Lately I have been thinking about how vital it is that I convey to my children how important they are to me. In our busy lives with so much to accomplish, simple acts of showing our children they matter can get lost in the shuffle. We know we love our children, but sometimes we forget to express it.

As Dr. Neufeld explains in his Power to Parent DVD series, around four years old, children begin to realize Mommy and Daddy hold close what they hold dear. Feeling significant, mattering, being valued by those they are attached to becomes of the utmost importance to children. Thinking back on my childhood, I know I was special to my father when he’d unexpectedly tickle me, telling me he was going to put salt and pepper on me and eat me all up!
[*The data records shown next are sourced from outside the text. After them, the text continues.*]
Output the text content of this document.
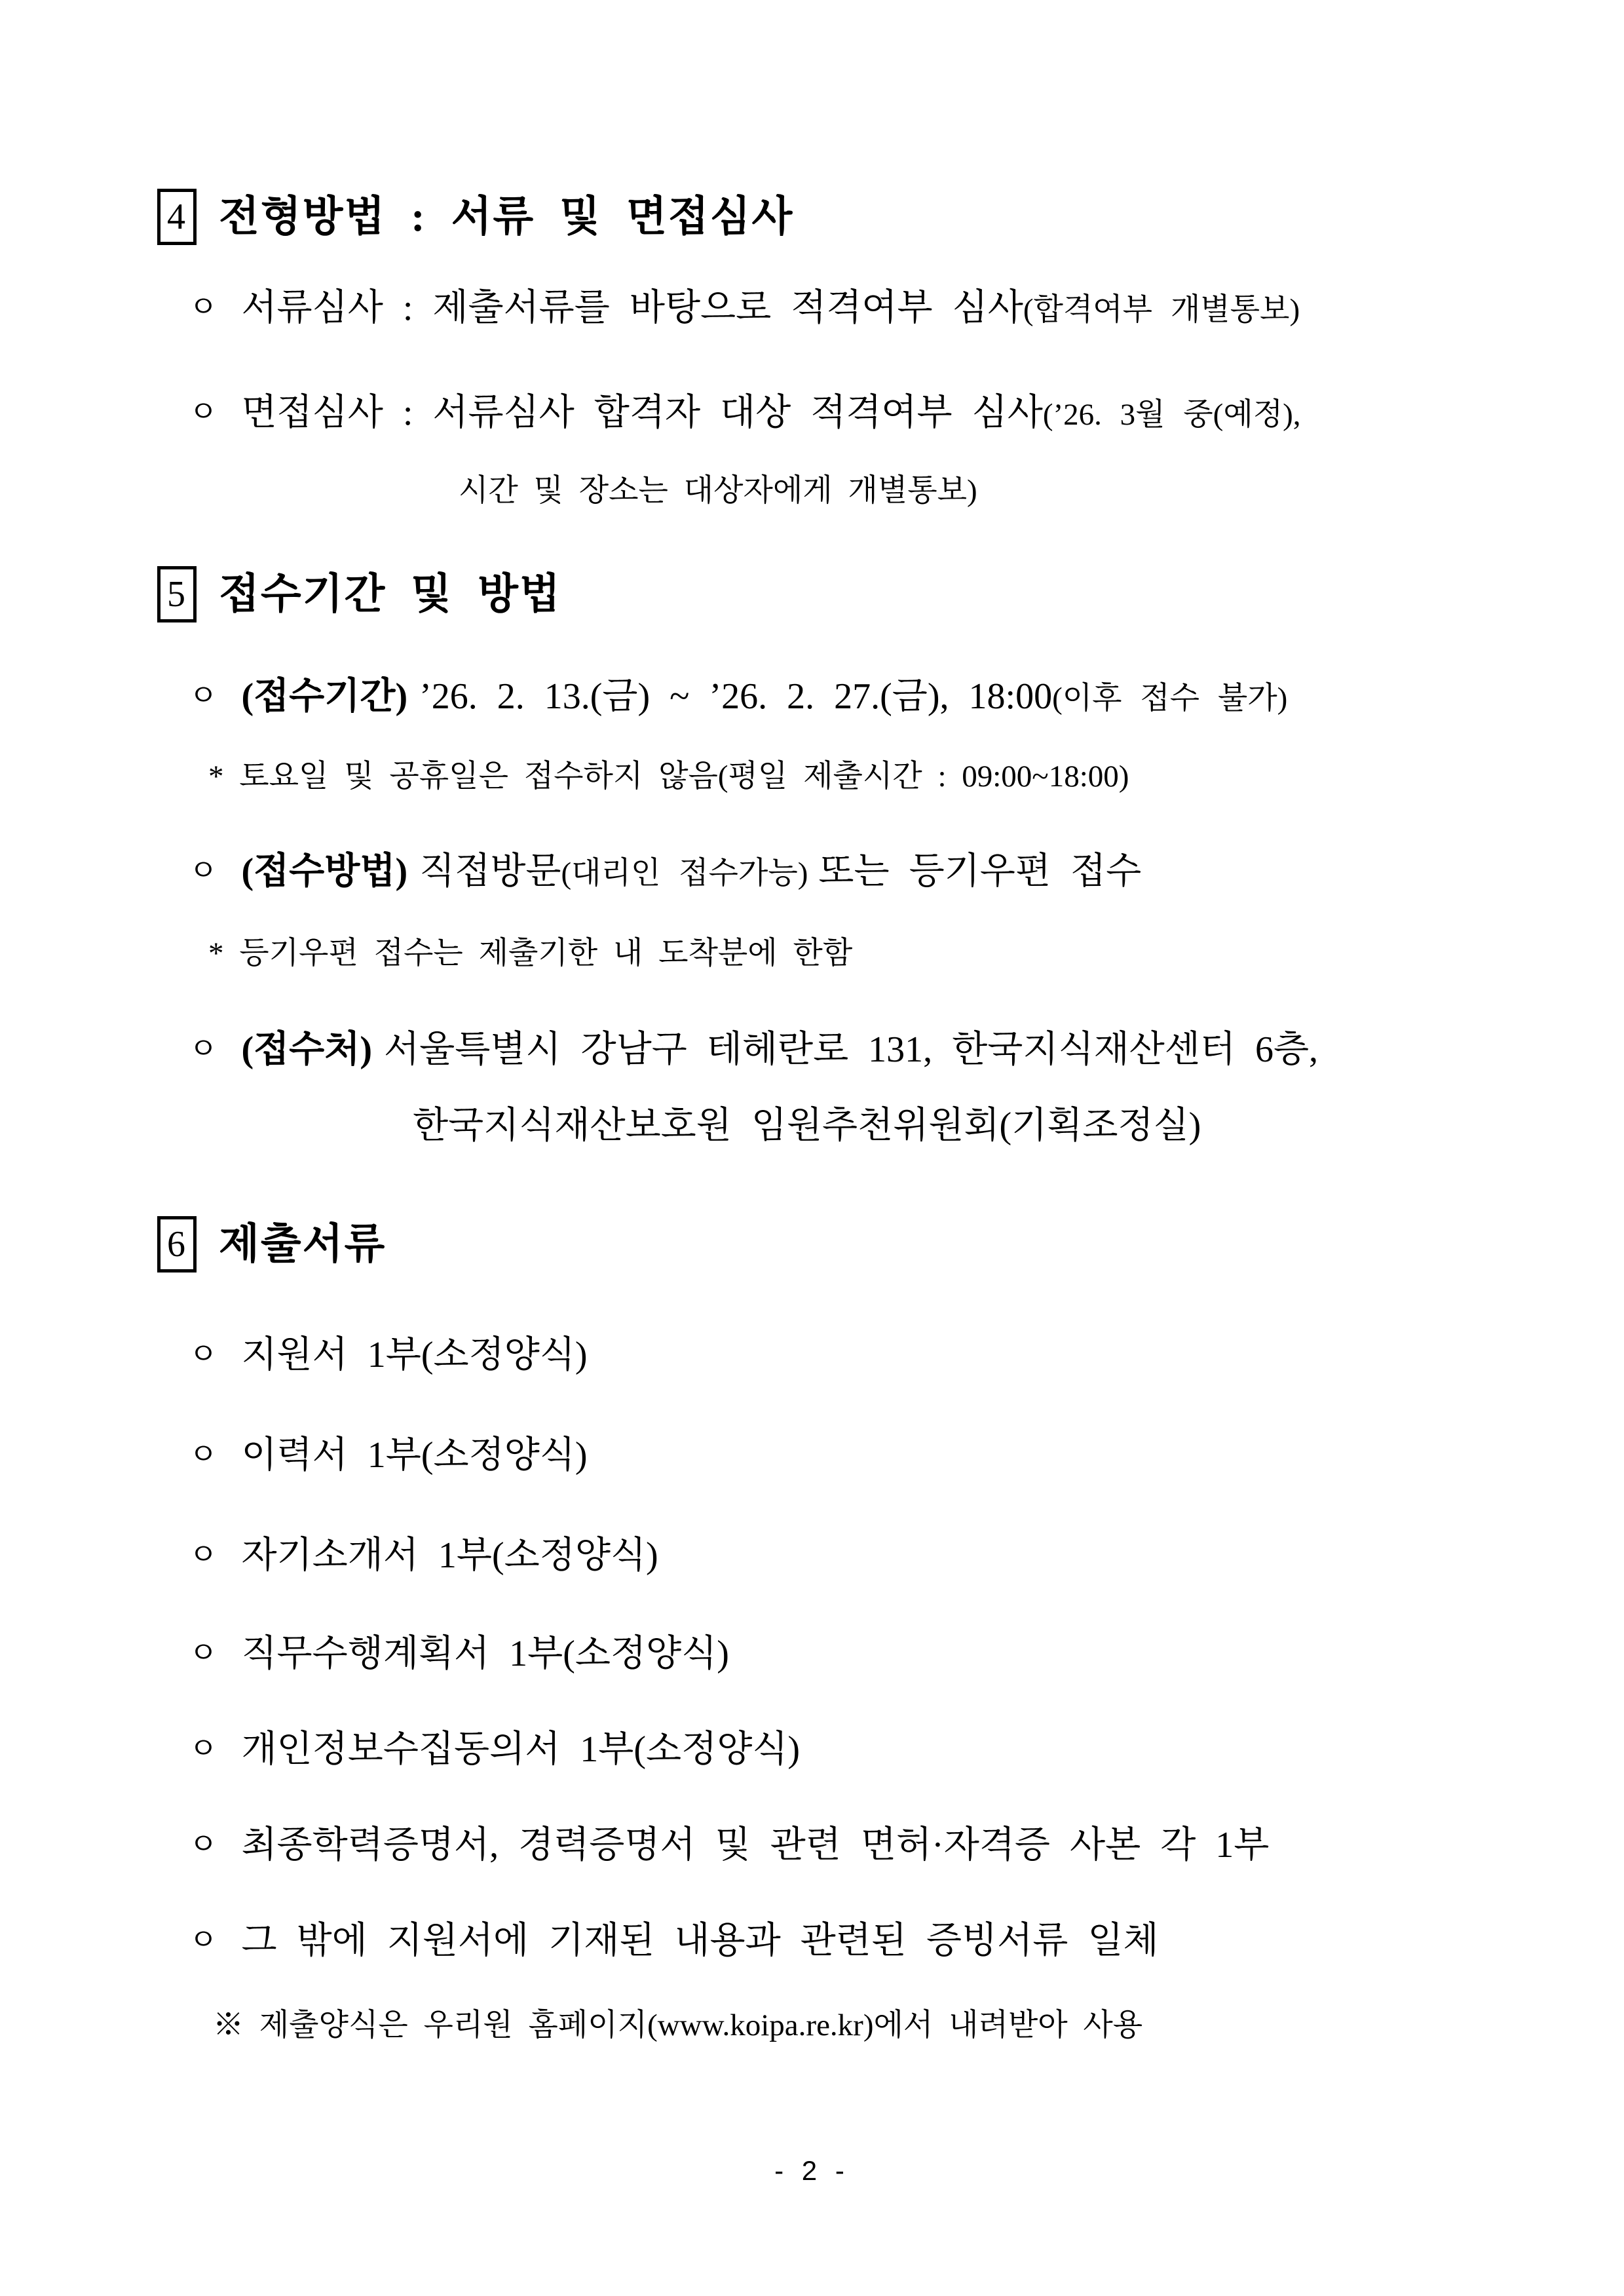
4 전형방법 : 서류 및 면접심사
ㅇ 서류심사 : 제출서류를 바탕으로 적격여부 심사(합격여부 개별통보)
ㅇ 면접심사 : 서류심사 합격자 대상 적격여부 심사(’26. 3월 중(예정),
시간 및 장소는 대상자에게 개별통보)
5 접수기간 및 방법
ㅇ (접수기간) ’26. 2. 13.(금) ~ ’26. 2. 27.(금), 18:00(이후 접수 불가)
* 토요일 및 공휴일은 접수하지 않음(평일 제출시간 : 09:00~18:00)
ㅇ (접수방법) 직접방문(대리인 접수가능) 또는 등기우편 접수
* 등기우편 접수는 제출기한 내 도착분에 한함
ㅇ (접수처) 서울특별시 강남구 테헤란로 131, 한국지식재산센터 6층,
한국지식재산보호원 임원추천위원회(기획조정실)
6 제출서류
ㅇ 지원서 1부(소정양식)
ㅇ 이력서 1부(소정양식)
ㅇ 자기소개서 1부(소정양식)
ㅇ 직무수행계획서 1부(소정양식)
ㅇ 개인정보수집동의서 1부(소정양식)
ㅇ 최종학력증명서, 경력증명서 및 관련 면허·자격증 사본 각 1부
ㅇ 그 밖에 지원서에 기재된 내용과 관련된 증빙서류 일체
※ 제출양식은 우리원 홈페이지(www.koipa.re.kr)에서 내려받아 사용
- 2 -
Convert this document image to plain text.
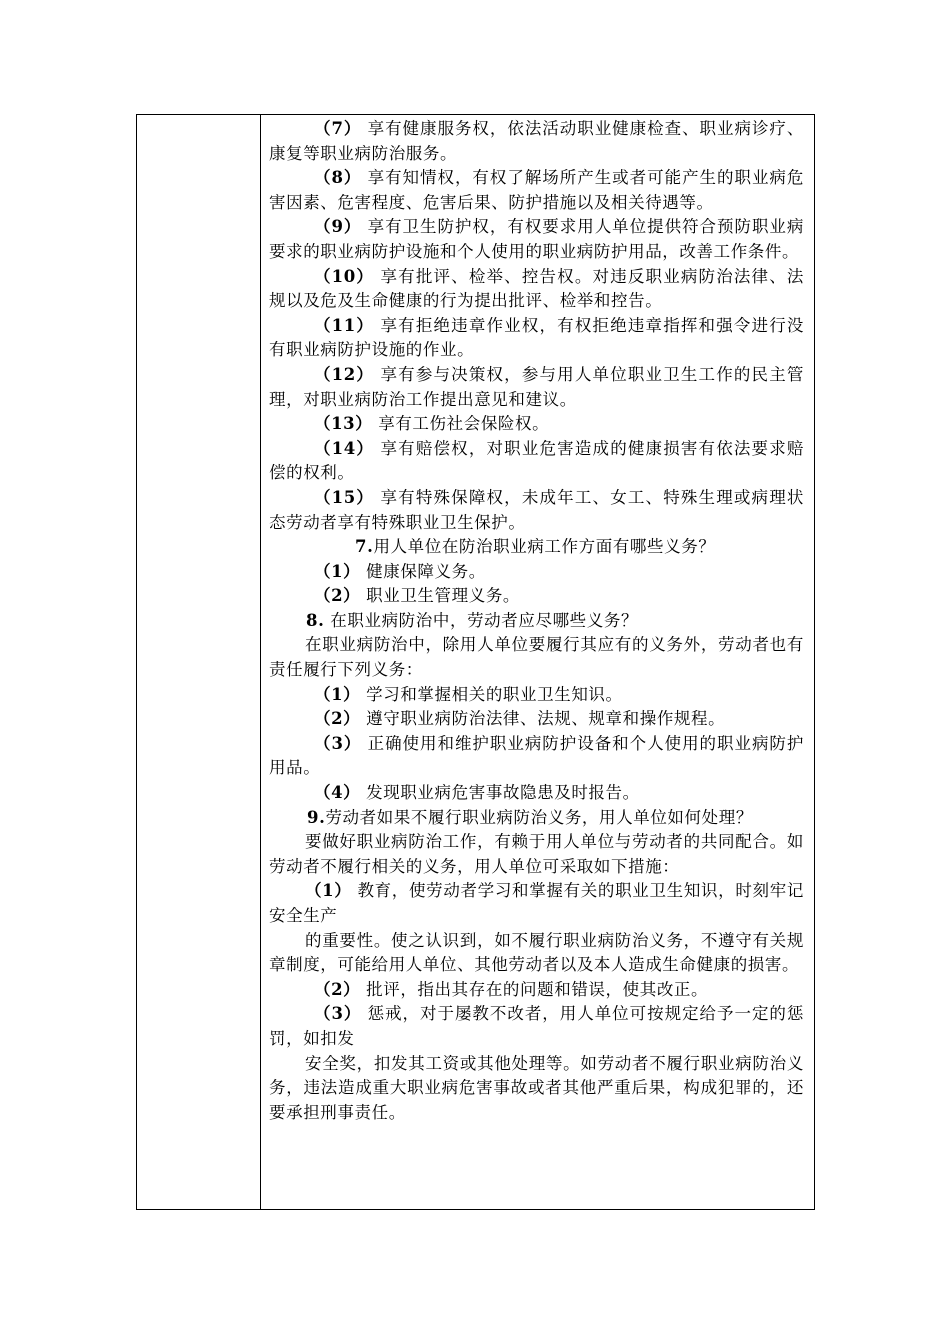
（7） 享有健康服务权，依法活动职业健康检查、职业病诊疗、康复等职业病防治服务。

（8） 享有知情权，有权了解场所产生或者可能产生的职业病危害因素、危害程度、危害后果、防护措施以及相关待遇等。

（9） 享有卫生防护权，有权要求用人单位提供符合预防职业病要求的职业病防护设施和个人使用的职业病防护用品，改善工作条件。

（10） 享有批评、检举、控告权。对违反职业病防治法律、法规以及危及生命健康的行为提出批评、检举和控告。

（11） 享有拒绝违章作业权，有权拒绝违章指挥和强令进行没有职业病防护设施的作业。

（12） 享有参与决策权，参与用人单位职业卫生工作的民主管理，对职业病防治工作提出意见和建议。

（13） 享有工伤社会保险权。

（14） 享有赔偿权，对职业危害造成的健康损害有依法要求赔偿的权利。

（15） 享有特殊保障权，未成年工、女工、特殊生理或病理状态劳动者享有特殊职业卫生保护。

7.用人单位在防治职业病工作方面有哪些义务？

（1） 健康保障义务。

（2） 职业卫生管理义务。

8. 在职业病防治中，劳动者应尽哪些义务？

在职业病防治中，除用人单位要履行其应有的义务外，劳动者也有责任履行下列义务：

（1） 学习和掌握相关的职业卫生知识。

（2） 遵守职业病防治法律、法规、规章和操作规程。

（3） 正确使用和维护职业病防护设备和个人使用的职业病防护用品。

（4） 发现职业病危害事故隐患及时报告。

9.劳动者如果不履行职业病防治义务，用人单位如何处理？

要做好职业病防治工作，有赖于用人单位与劳动者的共同配合。如劳动者不履行相关的义务，用人单位可采取如下措施：

（1） 教育，使劳动者学习和掌握有关的职业卫生知识，时刻牢记安全生产

的重要性。使之认识到，如不履行职业病防治义务，不遵守有关规章制度，可能给用人单位、其他劳动者以及本人造成生命健康的损害。

（2） 批评，指出其存在的问题和错误，使其改正。

（3） 惩戒，对于屡教不改者，用人单位可按规定给予一定的惩罚，如扣发

安全奖，扣发其工资或其他处理等。如劳动者不履行职业病防治义务，违法造成重大职业病危害事故或者其他严重后果，构成犯罪的，还要承担刑事责任。
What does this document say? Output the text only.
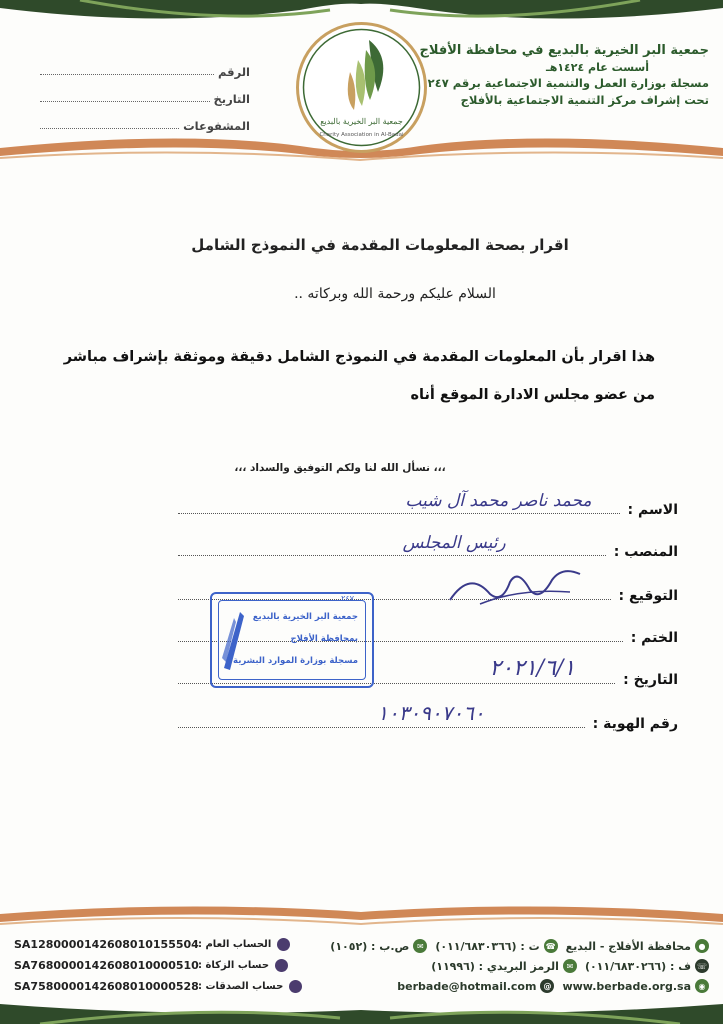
جمعية البر الخيرية بالبديع في محافظة الأفلاج
أسست عام ١٤٢٤هـ
مسجلة بوزارة العمل والتنمية الاجتماعية برقم ٢٤٧
تحت إشراف مركز التنمية الاجتماعية بالأفلاج
الرقم
التاريخ
المشفوعات	جمعية البر الخيرية بالبديع
Charity Association in Al-Badai
اقرار بصحة المعلومات المقدمة في النموذج الشامل
السلام عليكم ورحمة الله وبركاته ..
هذا اقرار بأن المعلومات المقدمة في النموذج الشامل دقيقة وموثقة بإشراف مباشر من عضو مجلس الادارة الموقع أناه
،،، نسأل الله لنا ولكم التوفيق والسداد ،،،
الاسم :
محمد ناصر محمد آل شيب
المنصب :
رئيس المجلس
التوقيع :
الختم :
التاريخ :
٢٠٢١/٦/١
رقم الهوية :
١٠٣٠٩٠٧٠٦٠
٢٤٧
جمعية البر الخيرية بالبديع
بمحافظة الأفلاج
مسجلة بوزارة الموارد البشرية
●
محافظة الأفلاج - البديع
☎
ت : (٠١١/٦٨٣٠٣٦٦)
✉
ص.ب : (١٠٥٢)
☏
ف : (٠١١/٦٨٣٠٢٦٦)
✉
الرمز البريدي : (١١٩٩٦)
◉
www.berbade.org.sa
@
berbade@hotmail.com
SA1280000142608010155504 الحساب العام :
SA7680000142608010000510 حساب الزكاة :
SA7580000142608010000528 حساب الصدقات :
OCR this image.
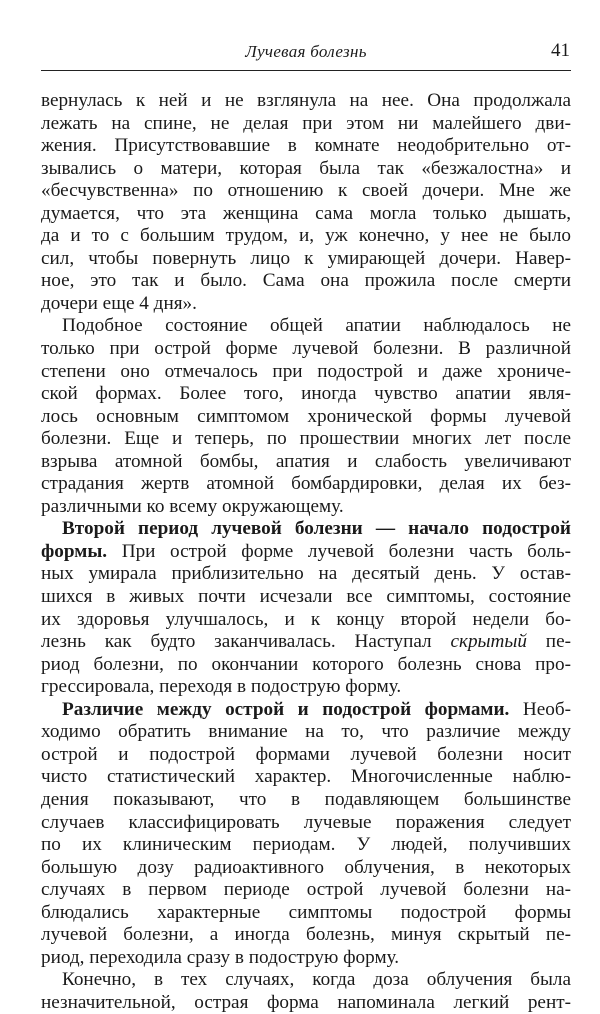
Лучевая болезнь	41
вернулась к ней и не взглянула на нее. Она продолжала
лежать на спине, не делая при этом ни малейшего дви-
жения. Присутствовавшие в комнате неодобрительно от-
зывались о матери, которая была так «безжалостна» и
«бесчувственна» по отношению к своей дочери. Мне же
думается, что эта женщина сама могла только дышать,
да и то с большим трудом, и, уж конечно, у нее не было
сил, чтобы повернуть лицо к умирающей дочери. Навер-
ное, это так и было. Сама она прожила после смерти
дочери еще 4 дня».
Подобное состояние общей апатии наблюдалось не
только при острой форме лучевой болезни. В различной
степени оно отмечалось при подострой и даже хрониче-
ской формах. Более того, иногда чувство апатии явля-
лось основным симптомом хронической формы лучевой
болезни. Еще и теперь, по прошествии многих лет после
взрыва атомной бомбы, апатия и слабость увеличивают
страдания жертв атомной бомбардировки, делая их без-
различными ко всему окружающему.
Второй период лучевой болезни — начало подострой
формы. При острой форме лучевой болезни часть боль-
ных умирала приблизительно на десятый день. У остав-
шихся в живых почти исчезали все симптомы, состояние
их здоровья улучшалось, и к концу второй недели бо-
лезнь как будто заканчивалась. Наступал скрытый пе-
риод болезни, по окончании которого болезнь снова про-
грессировала, переходя в подострую форму.
Различие между острой и подострой формами. Необ-
ходимо обратить внимание на то, что различие между
острой и подострой формами лучевой болезни носит
чисто статистический характер. Многочисленные наблю-
дения показывают, что в подавляющем большинстве
случаев классифицировать лучевые поражения следует
по их клиническим периодам. У людей, получивших
большую дозу радиоактивного облучения, в некоторых
случаях в первом периоде острой лучевой болезни на-
блюдались характерные симптомы подострой формы
лучевой болезни, а иногда болезнь, минуя скрытый пе-
риод, переходила сразу в подострую форму.
Конечно, в тех случаях, когда доза облучения была
незначительной, острая форма напоминала легкий рент-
I’d giggle and feel loved. Out of the blue, my mother would hug me and say, “I haven’t seen you all day!” even though I had been right under her feet as she did the housework. As a teen, the invitation to spend time with them was always there. These messages made me feel valued. I’m sure my parents weren’t conscious of the impact they had on me; they were just delighting in me being their child. But they endeared me to them; they made me want to stay close to them and do right by them. Those moments felt like free gifts – I didn’t need to achieve anything or work for their love; they showed their affection simply because of who I was, not for what I did. A child can rest in our love when they don’t feel they have to measure up, they can just be and are completely accepted for who they are. Developmentalist Carl Roger’s calls this unconditional positive regard. It is critical for healthy development of a child

According to research, the best way to deepen attachment is to convey warmth, enjoyment, and delight to be in our kid’s presence. Spending one-on-one time with each of our children is a great way to show them how special they are. Often we tend to believe the whole family should share activities together. Although this can be very nourishing to its members, my clients often report the family dynamics can cause more division than attachment. I encourage them to find special activities or one-on-on time that one parent and the child share. This is especially important when a parent is trying to restore a relationship that has become strained or when challenging behaviour is an issue.

As parents we will never create the perfect family. But we can become more conscious of our interactions with our children. That twinkle in our eye, our face lighting up when our child walks in the room, the warmth in our tone as we greet them, enjoying a moment or sharing a joke together… these gestures tell them they matter to us. Each child needs to know that we think we are the luckiest parent in the world to be blessed with the very child we always wanted.